Zhuangzi, Allegories (Yuyan pian): I am the shell of a cicada, the slough of a snake; I resemble them but am not them.
Biographies of Spirit Immortals (Shenxian zhuan): Three days after Wang Fangping died, his corpse suddenly vanished at night; his clothes and cap remained untouched, like the slough of a snake.
Records of the Grand Historian (Shiji), Biography of Qu Yuan: To shed one's skin in the midst of filth, like a cicada.
Preface to the Eulogy of Dongfang Shuo by Xiahou Zhan: Shedding one's skin like a cicada and changing like a dragon, abandoning the secular world to ascend to immortality.
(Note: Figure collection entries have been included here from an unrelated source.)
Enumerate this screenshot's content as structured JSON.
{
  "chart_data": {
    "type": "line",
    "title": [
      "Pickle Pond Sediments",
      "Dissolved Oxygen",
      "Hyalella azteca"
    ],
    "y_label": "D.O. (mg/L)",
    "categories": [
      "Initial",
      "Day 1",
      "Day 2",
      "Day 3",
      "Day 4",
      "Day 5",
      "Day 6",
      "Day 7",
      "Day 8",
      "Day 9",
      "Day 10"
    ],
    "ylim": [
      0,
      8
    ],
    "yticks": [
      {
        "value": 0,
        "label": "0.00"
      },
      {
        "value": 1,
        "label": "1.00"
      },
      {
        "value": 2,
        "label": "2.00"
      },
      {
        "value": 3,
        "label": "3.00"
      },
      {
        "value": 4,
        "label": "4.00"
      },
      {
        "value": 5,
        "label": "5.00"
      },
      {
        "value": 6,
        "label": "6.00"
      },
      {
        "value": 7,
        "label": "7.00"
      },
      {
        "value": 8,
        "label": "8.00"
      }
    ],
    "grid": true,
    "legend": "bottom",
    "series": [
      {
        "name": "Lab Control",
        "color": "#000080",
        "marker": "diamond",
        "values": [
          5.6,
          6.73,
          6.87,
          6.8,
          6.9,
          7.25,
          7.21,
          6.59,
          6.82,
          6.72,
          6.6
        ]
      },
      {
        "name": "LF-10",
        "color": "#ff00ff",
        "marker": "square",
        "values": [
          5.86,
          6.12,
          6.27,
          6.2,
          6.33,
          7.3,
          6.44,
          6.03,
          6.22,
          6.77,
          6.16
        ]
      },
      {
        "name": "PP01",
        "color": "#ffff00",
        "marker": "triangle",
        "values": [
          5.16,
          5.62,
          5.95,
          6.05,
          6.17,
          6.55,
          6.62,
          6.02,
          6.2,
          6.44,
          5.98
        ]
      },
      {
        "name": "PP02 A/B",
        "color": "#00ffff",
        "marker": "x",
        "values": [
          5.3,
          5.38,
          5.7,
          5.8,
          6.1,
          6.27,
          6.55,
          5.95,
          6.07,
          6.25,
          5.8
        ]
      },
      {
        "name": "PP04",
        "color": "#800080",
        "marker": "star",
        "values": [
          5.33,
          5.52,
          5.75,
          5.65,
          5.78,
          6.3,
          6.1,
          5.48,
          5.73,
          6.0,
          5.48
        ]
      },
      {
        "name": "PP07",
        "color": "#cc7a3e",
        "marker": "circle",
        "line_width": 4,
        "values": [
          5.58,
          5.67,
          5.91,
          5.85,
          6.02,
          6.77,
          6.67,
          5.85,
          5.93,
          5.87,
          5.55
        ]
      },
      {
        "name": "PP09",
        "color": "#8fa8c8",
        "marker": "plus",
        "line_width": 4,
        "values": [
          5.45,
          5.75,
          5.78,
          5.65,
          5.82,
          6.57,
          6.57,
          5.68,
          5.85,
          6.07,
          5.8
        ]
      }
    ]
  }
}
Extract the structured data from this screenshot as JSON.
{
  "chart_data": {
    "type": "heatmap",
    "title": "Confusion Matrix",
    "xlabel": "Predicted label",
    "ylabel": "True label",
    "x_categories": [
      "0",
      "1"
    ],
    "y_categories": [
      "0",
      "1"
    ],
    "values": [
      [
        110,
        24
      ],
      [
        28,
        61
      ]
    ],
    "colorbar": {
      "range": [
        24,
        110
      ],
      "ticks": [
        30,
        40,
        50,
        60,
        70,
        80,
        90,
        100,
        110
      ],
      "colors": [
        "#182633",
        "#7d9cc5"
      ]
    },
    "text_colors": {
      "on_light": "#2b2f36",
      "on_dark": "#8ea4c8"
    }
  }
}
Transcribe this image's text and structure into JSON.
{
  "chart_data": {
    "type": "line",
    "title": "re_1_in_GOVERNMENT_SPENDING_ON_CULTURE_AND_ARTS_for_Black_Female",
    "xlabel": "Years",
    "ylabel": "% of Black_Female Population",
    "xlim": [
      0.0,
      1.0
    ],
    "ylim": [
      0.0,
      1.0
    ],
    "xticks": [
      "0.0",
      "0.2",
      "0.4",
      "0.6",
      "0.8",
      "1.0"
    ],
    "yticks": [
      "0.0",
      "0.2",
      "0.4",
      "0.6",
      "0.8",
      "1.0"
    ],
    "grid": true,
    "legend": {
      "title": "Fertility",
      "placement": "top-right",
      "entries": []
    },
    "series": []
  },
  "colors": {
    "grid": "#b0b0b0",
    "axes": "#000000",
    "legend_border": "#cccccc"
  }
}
Broad Rhymes (Guangyun): Pronounced tuo (falling tone).
Pronounced tuo (falling tone). The meaning is the same.
Collected Rhymes (Jiyun): Pronounced shuo (entering tone). It refers to the cicada's return to its shell.
The slough of a cicada is also rhymed as shi (entering tone).
Guo Pu, Wandering Immortal Poems (Youxian shi): Exhaling and inhaling to reach true harmony, suddenly one morning I cast off my body. Drifting and rising above the Great Clarity, dimming and fading, the reflection is extinguished forever.
Category Anthology (Leipian): Pronounced yue (entering tone).
Yangzi, Dialects (Fangyan): A wasp is sometimes called youtui.
Wide Refinement (Boya): Youtui refers to the mason wasp.